# Math Help - Find the probability mass function

1. ## Find the probability mass function

Four balls are randomly, and independent from each other, placed in one out of N boxes (there may be more than one ball in a single box). The boxes are then searched in order from 1 to N. Let X be the number of boxes that have to be searched before all balls are found. Find the probability mass function for X.

If $X_i$ is the number of boxes that have to be searched to find one of the balls, then I figured that $X = max(X_1, X_2, X_3, X_4)$ is the number of boxes you need to search to find all of them. That gives us the following distribution for X: $F_X(x) = F_{X_1}(x) F_{X_2}(x) F_{X_3}(x) F_{X_4}(x)=F_{X_1}(x)^4$.

I thought that the PMF for one ball would be $Pr(X=k)=(1-p)^{k-1}p$, but this is not giving me the right result (using p = 1/N).

EDIT: The PMF for one ball is of course $p_X(k)=1/N$ for $k=1,2,...,N$ since all the boxes have the same probability of having the ball in them.

The PMF can then be found like this: $p_X(k)=F_X(k)-F_X(k-1)$ for $k=1,2,...,N$

2. ## Re: Find the probability mass function

I for one have only a vague idea what your post means.
Please try to simplify and clarify this description.
Are the balls identical or distinct?
Take this example: there are two balls in box 1, one ball in box 4 and one ball in box 10. (10 boxes in all).
What happens if
1) balls are identical
2) balls are distinct?

3. ## Re: Find the probability mass function

I don't really understand your question. You place one ball randomly in a box, and then repeat this three more times for a total of four balls. Each ball is placed independently from the other balls. For example, if you place two balls in the first box, one ball in the second box and one ball in the 10th box, you would need to search 10 boxes in order to find all four balls.

I managed to solve the problem using the method I outlined above.

4. ## Re: Find the probability mass function

Originally Posted by Ridley
Four balls are randomly, and independent from each other, placed in one out of N boxes (there may be more than one ball in a single box). The boxes are then searched in order from 1 to N. Let X be the number of boxes that have to be searched before all balls are found. Find the probability mass function for X.

If $X_i$ is the number of boxes that have to be searched to find one of the balls, then I figured that $X = max(X_1, X_2, X_3, X_4)$ is the number of boxes you need to search to find all of them. That gives us the following distribution for X: $F_X(x) = F_{X_1}(x) F_{X_2}(x) F_{X_3}(x) F_{X_4}(x)=F_{X_1}(x)^4$.

I thought that the PMF for one ball would be $Pr(X=k)=(1-p)^{k-1}p$, but this is not giving me the right result (using p = 1/N).

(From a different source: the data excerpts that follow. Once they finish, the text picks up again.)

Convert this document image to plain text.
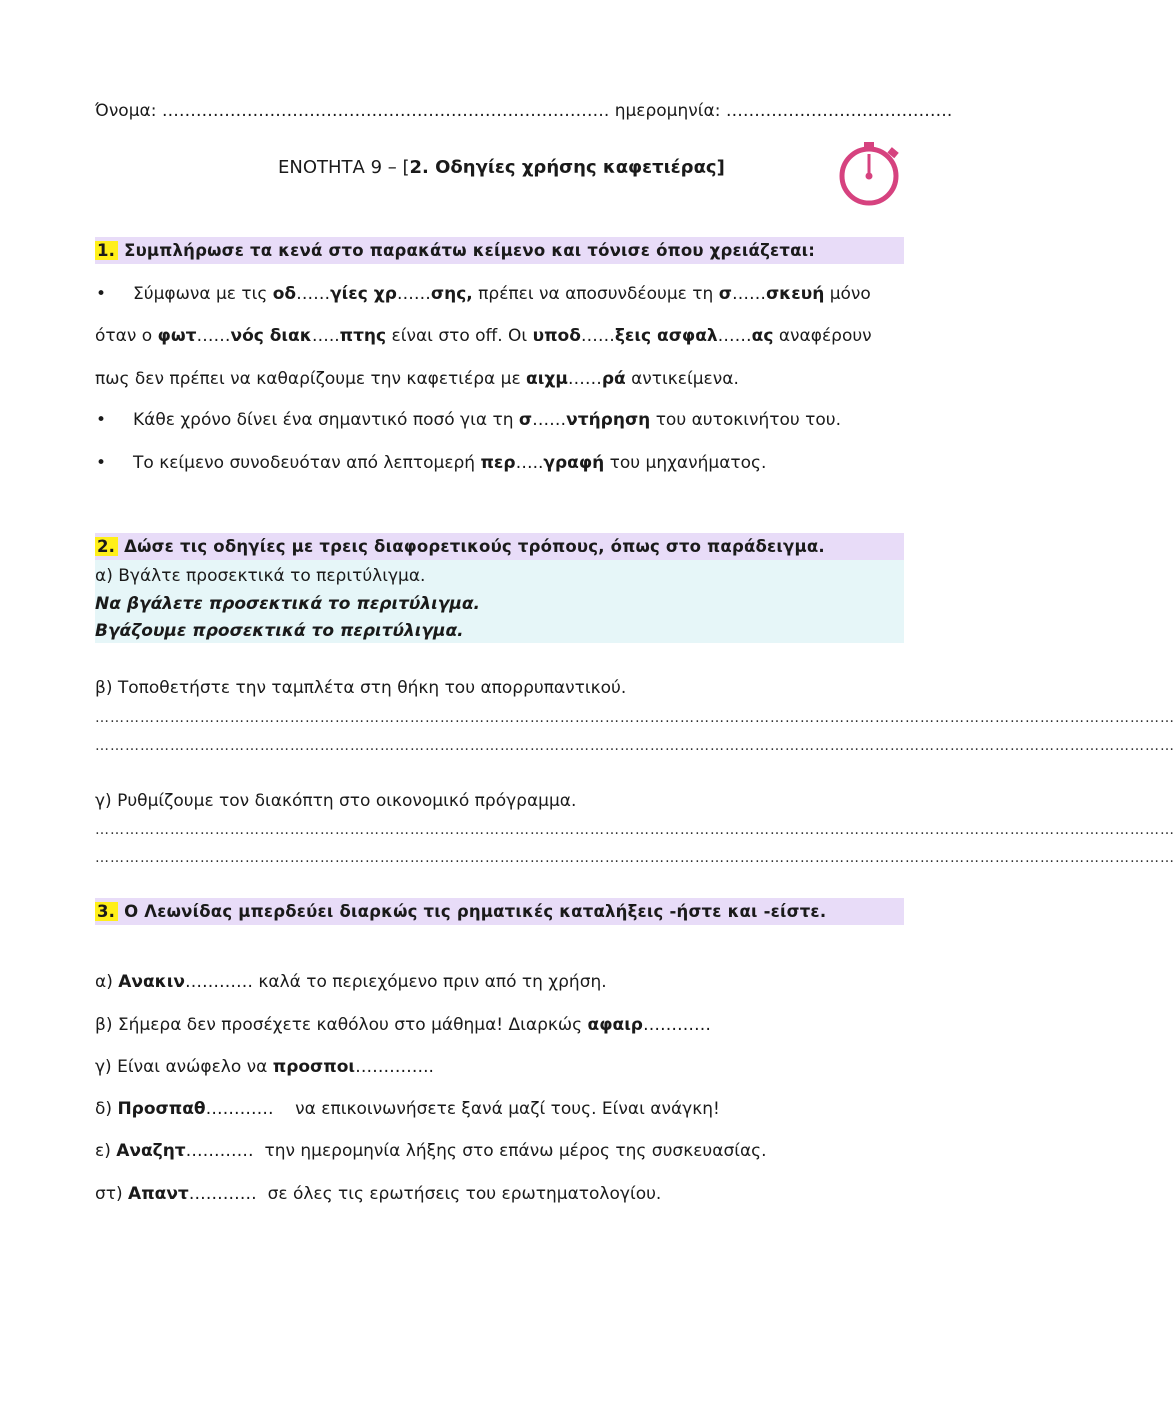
Όνομα: ……………………………………………………………………. ημερομηνία: ………………………………….
ΕΝΟΤΗΤΑ 9 – [2. Οδηγίες χρήσης καφετιέρας]
1. Συμπλήρωσε τα κενά στο παρακάτω κείμενο και τόνισε όπου χρειάζεται:
• Σύμφωνα με τις οδ……γίες χρ……σης, πρέπει να αποσυνδέουμε τη σ……σκευή μόνο
όταν ο φωτ……νός διακ…..πτης είναι στο off. Οι υποδ……ξεις ασφαλ……ας αναφέρουν
πως δεν πρέπει να καθαρίζουμε την καφετιέρα με αιχμ……ρά αντικείμενα.
• Κάθε χρόνο δίνει ένα σημαντικό ποσό για τη σ……ντήρηση του αυτοκινήτου του.
• Το κείμενο συνοδευόταν από λεπτομερή περ…..γραφή του μηχανήματος.
2. Δώσε τις οδηγίες με τρεις διαφορετικούς τρόπους, όπως στο παράδειγμα.
α) Βγάλτε προσεκτικά το περιτύλιγμα.
Να βγάλετε προσεκτικά το περιτύλιγμα.
Βγάζουμε προσεκτικά το περιτύλιγμα.
β) Τοποθετήστε την ταμπλέτα στη θήκη του απορρυπαντικού.
………………………………………………………………………………………………………………………………………………………………………………………………
………………………………………………………………………………………………………………………………………………………………………………………………
γ) Ρυθμίζουμε τον διακόπτη στο οικονομικό πρόγραμμα.
………………………………………………………………………………………………………………………………………………………………………………………………
………………………………………………………………………………………………………………………………………………………………………………………………
3. Ο Λεωνίδας μπερδεύει διαρκώς τις ρηματικές καταλήξεις -ήστε και -είστε.
α) Ανακιν………… καλά το περιεχόμενο πριν από τη χρήση.
β) Σήμερα δεν προσέχετε καθόλου στο μάθημα! Διαρκώς αφαιρ…………
γ) Είναι ανώφελο να προσποι…………..
δ) Προσπαθ…………    να επικοινωνήσετε ξανά μαζί τους. Είναι ανάγκη!
ε) Αναζητ…………  την ημερομηνία λήξης στο επάνω μέρος της συσκευασίας.
στ) Απαντ…………  σε όλες τις ερωτήσεις του ερωτηματολογίου.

EDIT: The PMF for one ball is of course $p_X(k)=1/N$ for $k=1,2,...,N$ since all the boxes have the same probability of having the ball in them.

The PMF can then be found like this: $p_X(k)=F_X(k)-F_X(k-1)$ for $k=1,2,...,N$
The probability that they are all found on or before the $k$th box is examined is $P(k)=(k/N)^4$. So the probability that the fourth ball is found in the $k$th box is:

$PP(k)=P(k)-P(k-1)$

(I wait with baited breath expecting someone will point out the error in the above )

CB

5. ## Re: Find the probability mass function

The event of finding the fourth ball in the k:th box is independent from the events of finding the other balls, so the probability for that is just $P(k)=k/N$.

The probability of having found all the four balls after you've searched the k:th box is (using your notation) $PP(k)=P(k)-P(k-1)$. The answer in the book is $P(X=k)=(k/N)^4 - \left(\frac{k-1}{N}\right)^4$

If you know the distribution $F_X(k)$, then the PMF can be found like this: $P(X=k)=F_X(k)-F_X(k-1)$ for $k=1,2,...,N$

6. ## Re: Find the probability mass function

Originally Posted by Ridley
The event of finding the fourth ball in the k:th box is independent from the events of finding the other balls, so the probability for that is just $P(k)=k/N$.

The probability of having found all the four balls after you've searched the k:th box is (using your notation) $PP(k)=P(k)-P(k-1)$. The answer in the book is $P(X=k)=(k/N)^4 - \left(\frac{k-1}{N}\right)^4$

If you know the distribution $F_X(k)$, then the PMF can be found like this: $P(X=k)=F_X(k)-F_X(k-1)$ for $k=1,2,...,N$
You are there then, I have fixed earlier post

CB

7. ## Re: Find the probability mass function

I've been thinking about how the problem would be changed if you change it so that only one ball may be present in each box. What would the PMF look like then? I don't think the placement of the balls would be independent from each other any longer.